Importantly, in aged animals, neuroinflammation was accompanied by synaptic engulfment and myelin degradation in areas exhibiting a high density of HLA-DR+ microglia, suggesting demyelinating lesions and synaptic loss could be early deleterious effects resulting from an exacerbated neuroinflammatory response that can persist for several weeks.

This process may explain why some COVID-19 patients experience neurological symptoms, even in the absence of severe respiratory disease, and it underscores the potential for anti- neuroinflammatory agents in the control of COVID-19-related neurological sequelae.

The importance of the more widespread and severe neuronal infection by SARS-CoV-2 and the corresponding increased neuroinflammatory response observed in aged macaques with T2D and other comorbidities should not be understated. Older patients with diabetes (and other age-related comorbidities) are the most vulnerable population regarding COVID-19 severity and lethality, reinforcing the need to represent this complex group of individuals in translational animal models28.

Moreover, several early reports indicate that older patients experience neurological symptoms with increased severity and frequency, including complex neurological presentations unique to this population29. Our work suggests that viral infection and senescence/comorbidities lead to synergistic damage to central nervous function, helping explain the uniqueness of this group regarding neurologic complications in COVID-19.

We have also identified dsRNA and SARS-CoV-2 proteins in the entorhinal cortex of our experimental model of aged macaques, a cortical region particularly vulnerable to tauopathy associated with Alzheimer’s Disease (AD). Considering the short period of time investigated in this work, it is likely that SARS-CoV-2 eventually reaches the same temporal and frontal cortical fields that are affected in AD, with yet unknown consequences. More studies will be necessary to understand the temporal course of the infection, as well as its implications for long-term neurological sequelae and potentially dementia.

Limitations of this Study
Some limitations of this study should be acknowledged. This study employs a group of aged animals (18-24 years old) with type 2 diabetes combined with other comorbidities, an experimental group designed to mimic the clinical complexity of older human patients infected with SARS-CoV-2.

Data obtained from these animals should be interpreted with care, as there is an intrinsic challenge to dissociating the effects of aging, T2D, and other comorbidities.
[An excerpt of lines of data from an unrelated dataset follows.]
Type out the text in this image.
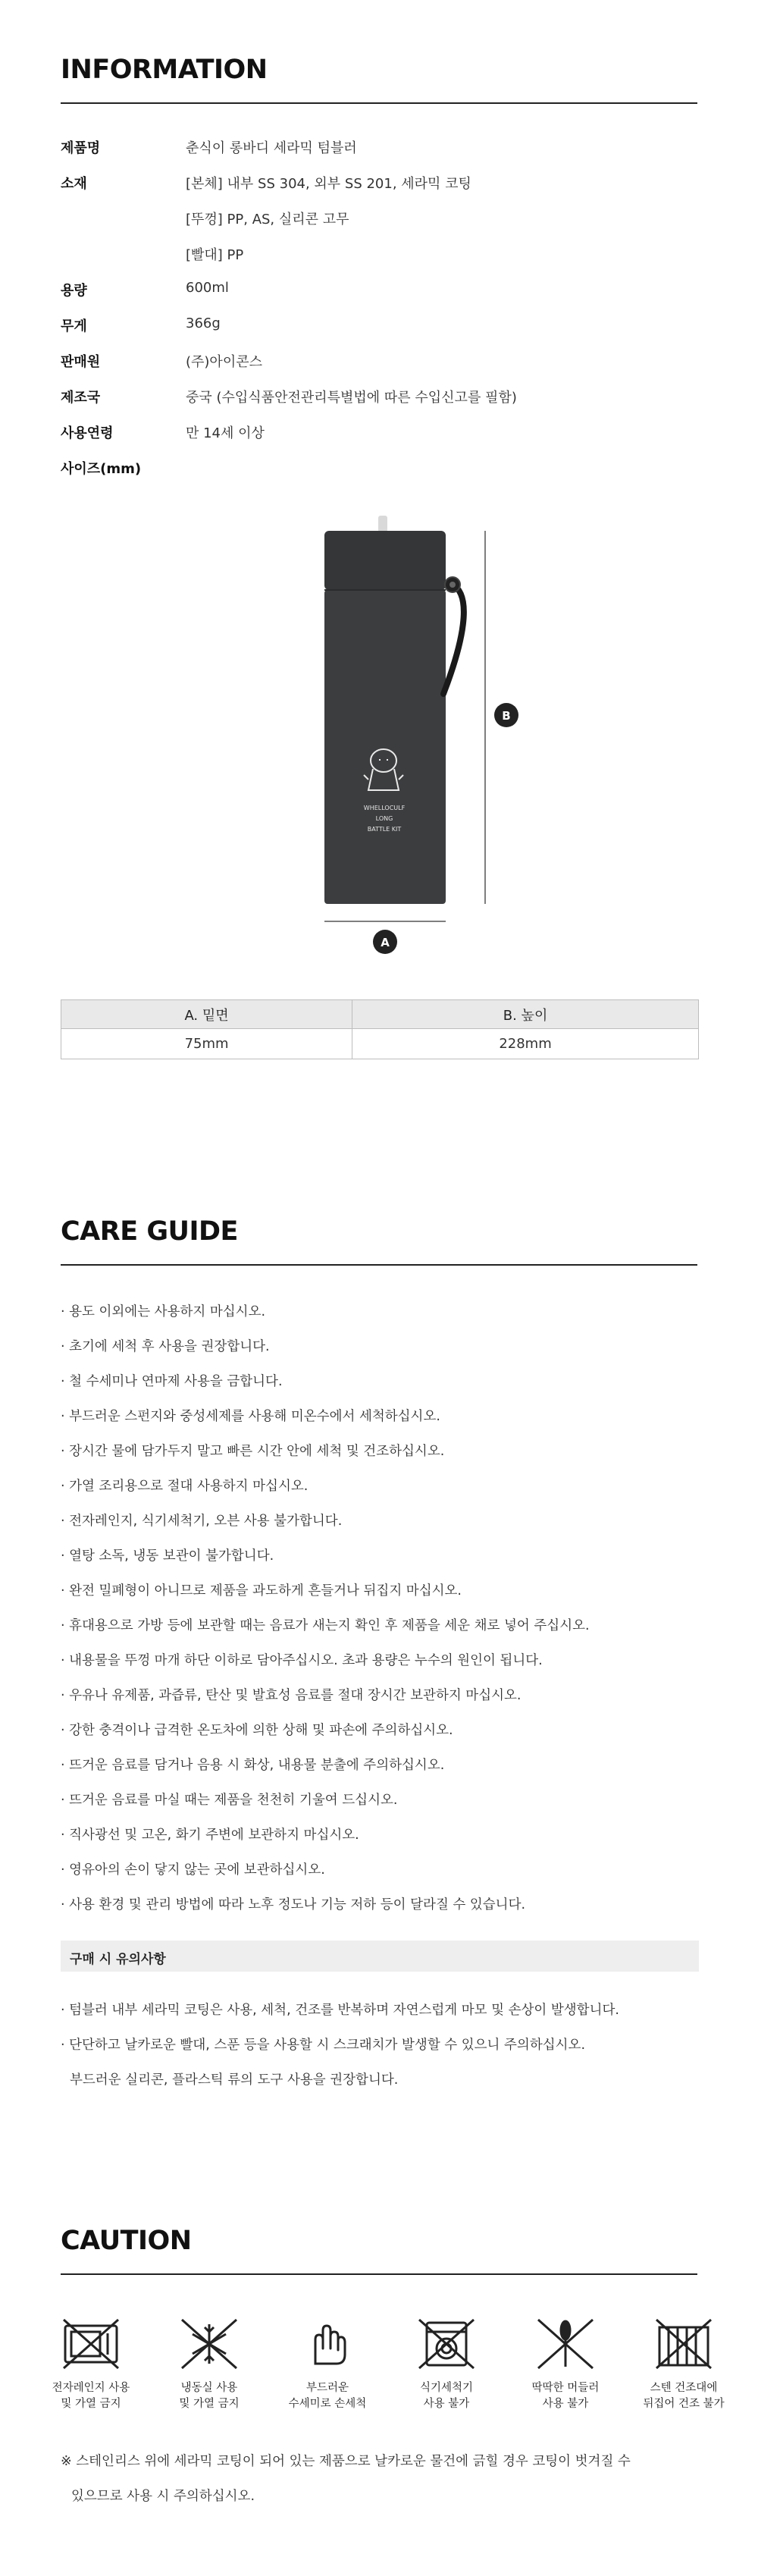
INFORMATION
제품명	춘식이 롱바디 세라믹 텀블러
소재	[본체] 내부 SS 304, 외부 SS 201, 세라믹 코팅
[뚜껑] PP, AS, 실리콘 고무
[빨대] PP
용량	600ml
무게	366g
판매원	(주)아이콘스
제조국	중국 (수입식품안전관리특별법에 따른 수입신고를 필함)
사용연령	만 14세 이상
사이즈(mm)
WHELLOCULF
LONG
BATTLE KIT
B
A
A. 밑면	B. 높이
75mm	228mm
CARE GUIDE
· 용도 이외에는 사용하지 마십시오.
· 초기에 세척 후 사용을 권장합니다.
· 철 수세미나 연마제 사용을 금합니다.
· 부드러운 스펀지와 중성세제를 사용해 미온수에서 세척하십시오.
· 장시간 물에 담가두지 말고 빠른 시간 안에 세척 및 건조하십시오.
· 가열 조리용으로 절대 사용하지 마십시오.
· 전자레인지, 식기세척기, 오븐 사용 불가합니다.
· 열탕 소독, 냉동 보관이 불가합니다.
· 완전 밀폐형이 아니므로 제품을 과도하게 흔들거나 뒤집지 마십시오.
· 휴대용으로 가방 등에 보관할 때는 음료가 새는지 확인 후 제품을 세운 채로 넣어 주십시오.
· 내용물을 뚜껑 마개 하단 이하로 담아주십시오. 초과 용량은 누수의 원인이 됩니다.
· 우유나 유제품, 과즙류, 탄산 및 발효성 음료를 절대 장시간 보관하지 마십시오.
· 강한 충격이나 급격한 온도차에 의한 상해 및 파손에 주의하십시오.
· 뜨거운 음료를 담거나 음용 시 화상, 내용물 분출에 주의하십시오.
· 뜨거운 음료를 마실 때는 제품을 천천히 기울여 드십시오.
· 직사광선 및 고온, 화기 주변에 보관하지 마십시오.
· 영유아의 손이 닿지 않는 곳에 보관하십시오.
· 사용 환경 및 관리 방법에 따라 노후 정도나 기능 저하 등이 달라질 수 있습니다.
구매 시 유의사항
· 텀블러 내부 세라믹 코팅은 사용, 세척, 건조를 반복하며 자연스럽게 마모 및 손상이 발생합니다.
· 단단하고 날카로운 빨대, 스푼 등을 사용할 시 스크래치가 발생할 수 있으니 주의하십시오.
부드러운 실리콘, 플라스틱 류의 도구 사용을 권장합니다.
CAUTION
전자레인지 사용
및 가열 금지
냉동실 사용
및 가열 금지
부드러운
수세미로 손세척
식기세척기
사용 불가
딱딱한 머들러
사용 불가
스텐 건조대에
뒤집어 건조 불가
※ 스테인리스 위에 세라믹 코팅이 되어 있는 제품으로 날카로운 물건에 긁힐 경우 코팅이 벗겨질 수
있으므로 사용 시 주의하십시오.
The limited supply of spontaneous T2D animals in our colony has constrained our ability to include more T2D controls, forcing us to compare data between aged diabetic and aged non-diabetic animals. Nevertheless, our diabetic controls have shown consistent results with those obtained in non-diabetic controls.

The overall number of animals was also constrained as a whole due to cost and infrastructure limitations associated with keeping Rhesus monkeys in A-BSL3 condition with complete veterinary care, even for a short period of time. To improve the chances of viral detection within the olfactory cortex 7 days after infection, we used a high dose of SARS-CoV-2 and inoculated the virus intranasally and intratracheally, another important caveat of this study. In addition, the olfactory epithelium and olfactory bulbs of these animals were unavailable at the time of this study, precluding us from drawing definitive conclusions about the route SARS-CoV-2 uses to access the brain, despite substantial evidence for an olfactory entry.